Chikungunya – Pengobatan dan Pencegahan

Pengobatan chikungunya tidak ada yang spesifik, penderita cukup minum obat penurun panas dan penghilang rasa sakit yang bisa dibeli di toko obat, apotik bahkan di warung-warung. Berikan waktu istirahat yang cukup, minum dan makanan bergizi. Selain itu masyarakat dapat berperan dalam penanganan kasus demam Chikungunya yakni dengan melaporkan kepada Puskesmas/Dinas Kesehatan setempat. Isolasi/hindari penderita dari kemungkinan digigit nyamuk, agar tidak menyebarkan ke orang lain

doktersehat-nyamuk-zika-travel-warning-Bali-Australia-chikungunya

Langkah berikut adalah cara untuk mengurangi keparahan gejala:

  • Istirahat
  • Minum cairan untuk mencegah dehidrasi
  • Ambil obat-obatan antinyeri dan antidemam, seperti ibuprofen, naproxen, acetaminophen, atau parasetamol, untuk meringankan demam dan nyeri.

Seberapa Parah Chikungunya?
Penyakit ini jarang fatal, menurut Organisasi Kesehatan Dunia. Meskipun begitu, pada orang tua, penyakit ini dapat berkontribusi pada penyebab kematian. Meskipun di Indonesia penyakit ini tidak menimbulkan kematian, serangan penyakit yang ditularkan oleh nyamuk Aedes Aegypti dapat menimbulkan kepanikan dan ketakutan masyarakat. Masa inkubasi demam Chikungunya 3-11 hari, terbanyak 2-4 hari. Karena penderita seolah-olah menjadi lumpuh dan sakit ketika bergerak.

Orang-orang yang berisiko untuk penyakit yang lebih parah yaitu:

  • Bayi yang baru lahir terinfeksi sekitar waktu kelahiran,
  • Orang dewasa yang lebih tua (>65 tahun),
  • Orang-orang dengan kondisi medis seperti tekanan darah tinggi, diabetes, atau penyakit jantung.
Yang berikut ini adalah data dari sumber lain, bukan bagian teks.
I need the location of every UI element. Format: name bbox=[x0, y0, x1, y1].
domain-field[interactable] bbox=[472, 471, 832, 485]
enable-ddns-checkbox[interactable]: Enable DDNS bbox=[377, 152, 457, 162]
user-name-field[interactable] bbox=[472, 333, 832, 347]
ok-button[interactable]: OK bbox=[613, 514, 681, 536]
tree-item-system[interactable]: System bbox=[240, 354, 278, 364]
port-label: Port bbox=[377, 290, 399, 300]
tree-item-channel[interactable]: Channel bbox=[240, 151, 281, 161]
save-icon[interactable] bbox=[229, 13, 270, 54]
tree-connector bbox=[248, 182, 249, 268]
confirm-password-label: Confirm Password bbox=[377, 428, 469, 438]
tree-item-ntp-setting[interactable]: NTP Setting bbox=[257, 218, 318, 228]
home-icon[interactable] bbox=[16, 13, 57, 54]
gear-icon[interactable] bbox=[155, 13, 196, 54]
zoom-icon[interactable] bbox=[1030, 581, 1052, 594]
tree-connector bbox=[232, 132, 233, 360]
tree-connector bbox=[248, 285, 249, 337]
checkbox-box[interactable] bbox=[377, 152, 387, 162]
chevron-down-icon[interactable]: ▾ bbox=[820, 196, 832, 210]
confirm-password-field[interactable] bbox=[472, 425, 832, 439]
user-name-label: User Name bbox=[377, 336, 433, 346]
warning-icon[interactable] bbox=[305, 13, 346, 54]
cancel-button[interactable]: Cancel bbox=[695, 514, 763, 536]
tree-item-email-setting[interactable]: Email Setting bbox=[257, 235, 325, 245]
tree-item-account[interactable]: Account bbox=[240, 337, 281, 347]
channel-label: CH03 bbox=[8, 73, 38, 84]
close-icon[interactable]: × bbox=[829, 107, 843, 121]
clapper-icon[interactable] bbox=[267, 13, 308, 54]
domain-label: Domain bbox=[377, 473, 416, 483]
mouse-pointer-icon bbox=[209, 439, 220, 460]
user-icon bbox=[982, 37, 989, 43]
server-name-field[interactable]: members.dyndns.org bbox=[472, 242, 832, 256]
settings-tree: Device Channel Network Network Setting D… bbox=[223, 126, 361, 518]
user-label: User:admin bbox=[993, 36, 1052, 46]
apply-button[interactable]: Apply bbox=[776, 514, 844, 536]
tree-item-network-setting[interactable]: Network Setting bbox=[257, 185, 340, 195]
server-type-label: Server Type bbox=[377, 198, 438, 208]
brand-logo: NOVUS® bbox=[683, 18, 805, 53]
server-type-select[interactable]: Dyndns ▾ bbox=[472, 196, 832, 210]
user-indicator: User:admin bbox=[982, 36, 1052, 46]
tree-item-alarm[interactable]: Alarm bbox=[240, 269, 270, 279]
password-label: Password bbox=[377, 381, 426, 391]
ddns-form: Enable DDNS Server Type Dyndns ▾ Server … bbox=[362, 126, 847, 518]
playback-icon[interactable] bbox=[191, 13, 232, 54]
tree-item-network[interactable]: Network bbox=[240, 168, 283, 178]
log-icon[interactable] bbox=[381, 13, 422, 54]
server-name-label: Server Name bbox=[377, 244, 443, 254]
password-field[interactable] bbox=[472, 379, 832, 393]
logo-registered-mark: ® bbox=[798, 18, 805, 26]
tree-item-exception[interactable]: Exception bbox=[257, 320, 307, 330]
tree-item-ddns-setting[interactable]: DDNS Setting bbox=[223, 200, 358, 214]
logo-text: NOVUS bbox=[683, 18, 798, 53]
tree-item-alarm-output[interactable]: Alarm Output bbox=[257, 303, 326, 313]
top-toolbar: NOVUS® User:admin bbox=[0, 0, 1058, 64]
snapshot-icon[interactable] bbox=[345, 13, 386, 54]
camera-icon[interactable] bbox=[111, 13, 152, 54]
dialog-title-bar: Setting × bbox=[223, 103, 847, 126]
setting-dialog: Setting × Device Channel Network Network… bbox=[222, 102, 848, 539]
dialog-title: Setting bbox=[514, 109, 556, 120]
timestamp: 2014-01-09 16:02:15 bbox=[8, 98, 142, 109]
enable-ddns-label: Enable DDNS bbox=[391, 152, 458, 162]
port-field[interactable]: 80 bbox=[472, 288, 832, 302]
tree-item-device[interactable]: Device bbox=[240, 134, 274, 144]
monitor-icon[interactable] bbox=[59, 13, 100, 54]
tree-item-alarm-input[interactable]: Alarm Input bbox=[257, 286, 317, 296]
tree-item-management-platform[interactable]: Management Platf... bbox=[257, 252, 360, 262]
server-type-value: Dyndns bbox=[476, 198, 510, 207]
Setelah seseorang telah terinfeksi, tubuh akan memberikan kekebalan spesifik sehingga ia akan dilindungi dari infeksi di kemudian hari.

Bagaimana Anda Meminimalkan Risiko?
Vaksin untuk pencegahan dan obat untuk membasmi virus Chikungunya belum ada, sehingga cara yang paling efektif adalah dengan pencegahan. Cara pencegahan umumnya sama dengan cara pencegahan terhadap penyakit-penyakit yang ditularkan oleh nyamuk yaitu melindungi diri dari gigitan nyamuk dengan menggunakan repelen, obat nyamuk coil, penggunaan kelambu, melakukan pemberantasan sarang nyamuk (PSN) dengan tindakan tiga M (menutup, menguras dan mengubur barang bekas yang bisa menampung air atau menaburkan bubuk abate pada penampungan air sebagaimana mencegah demam berdarah), penyemprotan untuk membunuh nyamuk dewasa yang terinfeksi dan memutuskan rantai penularan serta mencegah meluasnya KLB.